There’s not the relationship seen previously between valence and divergence.

But, in exploring the relationship between these variables and frequency, there’s an interaction between valence and frequency: We only see the effect above on high frequency words.

valence.interaction.df = quantsent.x2s %>%
     filter(!is.na(V.Mean.Sum) & !is.na(Lg10WF)) %>%
     mutate(freq.bin = ifelse(Lg10WF> median(.$Lg10WF), "high", "low"),
            freq.bin = as.factor(freq.bin))

kable(tidy(lm(x2 ~ V.Mean.Sum  * Lg10WF, data = quantsent.x2s)))

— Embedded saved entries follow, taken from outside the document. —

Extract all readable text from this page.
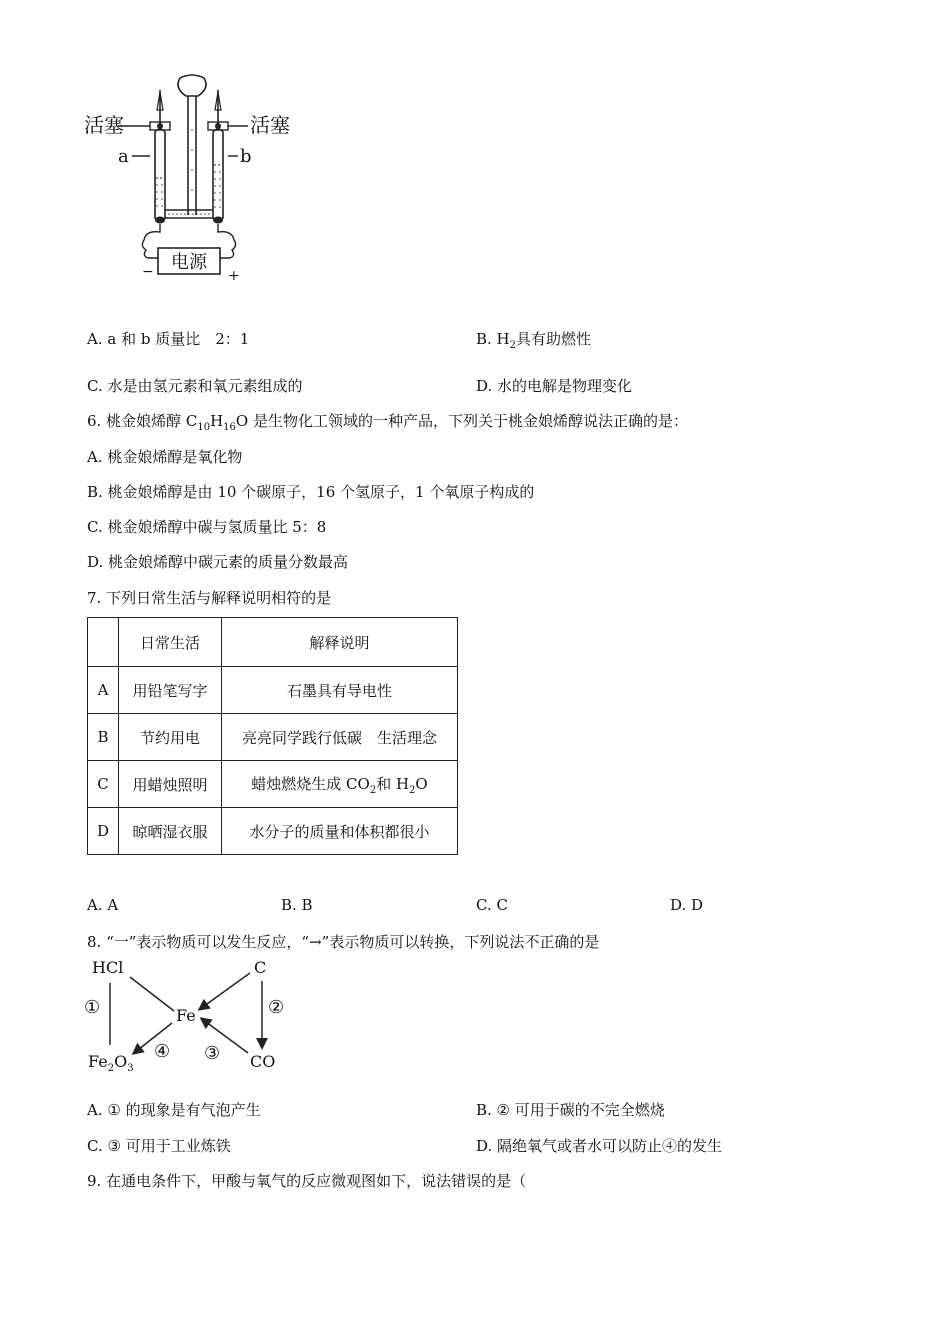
电源
−	+
活塞	活塞
a	b
A. a 和 b 质量比　2：1	B. $H_2$具有助燃性
C. 水是由氢元素和氧元素组成的	D. 水的电解是物理变化
6. 桃金娘烯醇 $C_{10}H_{16}O$ 是生物化工领域的一种产品，下列关于桃金娘烯醇说法正确的是：
A. 桃金娘烯醇是氧化物
B. 桃金娘烯醇是由 10 个碳原子，16 个氢原子，1 个氧原子构成的
C. 桃金娘烯醇中碳与氢质量比 5：8
D. 桃金娘烯醇中碳元素的质量分数最高
7. 下列日常生活与解释说明相符的是
	日常生活	解释说明
A	用铅笔写字	石墨具有导电性
B	节约用电	亮亮同学践行低碳　生活理念
C	用蜡烛照明	蜡烛燃烧生成 $CO_2$和 $H_2O$
D	晾晒湿衣服	水分子的质量和体积都很小
A. A	B. B	C. C	D. D
8. “一”表示物质可以发生反应，“→”表示物质可以转换，下列说法不正确的是
HCl	C
Fe
CO
$Fe_2O_3$
①	②
③
④
A. ① 的现象是有气泡产生	B. ② 可用于碳的不完全燃烧
C. ③ 可用于工业炼铁	D. 隔绝氧气或者水可以防止④的发生
9. 在通电条件下，甲酸与氧气的反应微观图如下，说法错误的是（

term	estimate	std.error	statistic	p.value
(Intercept)	8.9541247	1.1700303	7.6528999	0.0000000
V.Mean.Sum	0.3812893	0.2141945	1.7801074	0.0751001
Lg10WF	-0.0174352	0.4582840	-0.0380444	0.9696533
V.Mean.Sum:Lg10WF	-0.1519557	0.0820631	-1.8516929	0.0641104

ggplot(valence.interaction.df, aes(x = V.Mean.Sum, y = x2, group = freq.bin, color = freq.bin)) +
  geom_smooth(method  = "lm") +
  theme_bw()

And a reliable interaction between arousal and frequncy: High arousal words diverge more, but only for high frequency words.

arousal.interaction.df = quantsent.x2s %>%
     filter(!is.na(A.Mean.Sum) & !is.na(Lg10WF)) %>%
     mutate(freq.bin = ifelse(Lg10WF> median(.$Lg10WF), "high", "low"),
            freq.bin = as.factor(freq.bin))

kable(tidy(lm(x2 ~ A.Mean.Sum * Lg10WF, data = quantsent.x2s)))

term	estimate	std.error	statistic	p.value
(Intercept)	13.6985480	1.2996694	10.540025	0.0000000
A.Mean.Sum	-0.6468044	0.3053800	-2.118031	0.0342062
Lg10WF	-2.1090484	0.5023101	-4.198698	0.0000272
A.Mean.Sum:Lg10WF	0.3026243	0.1175198	2.575093	0.0100409

ggplot(arousal.interaction.df, aes(x = A.Mean.Sum, y = x2, group = freq.bin, color = freq.bin)) +
  geom_smooth(method  = "lm") +
  theme_bw()

And a reliable interaction between arousal and frequncy: High arousal words diverge more, but only for high frequency words.

arousal.interaction.df = quantsent.x2s %>%
     filter(!is.na(A.Mean.Sum) & !is.na(Lg10WF)) %>%
     mutate(freq.bin = ifelse(Lg10WF> median(.$Lg10WF), "high", "low"),
            freq.bin = as.factor(freq.bin))

kable(tidy(lm(x2 ~ D.Mean.Sum + Lg10WF, data = quantsent.x2s)))

term	estimate	std.error	statistic	p.value
(Intercept)	11.6450557	0.4759275	24.468131	0.0000000
D.Mean.Sum	-0.1326833	0.0790447	-1.678585	0.0932758
Lg10WF	-0.8166904	0.1108184	-7.369631	0.0000000

ggplot(arousal.interaction.df, aes(x = D.Mean.Sum, y = x2, group = freq.bin, color = freq.bin)) +
  geom_smooth(method  = "lm") +
  theme_bw()

In sum, for x2, for high frequency words there is more diverence for words that are low valence, high arousal, and (a trend toward) low dominance. This holds controling for frequency.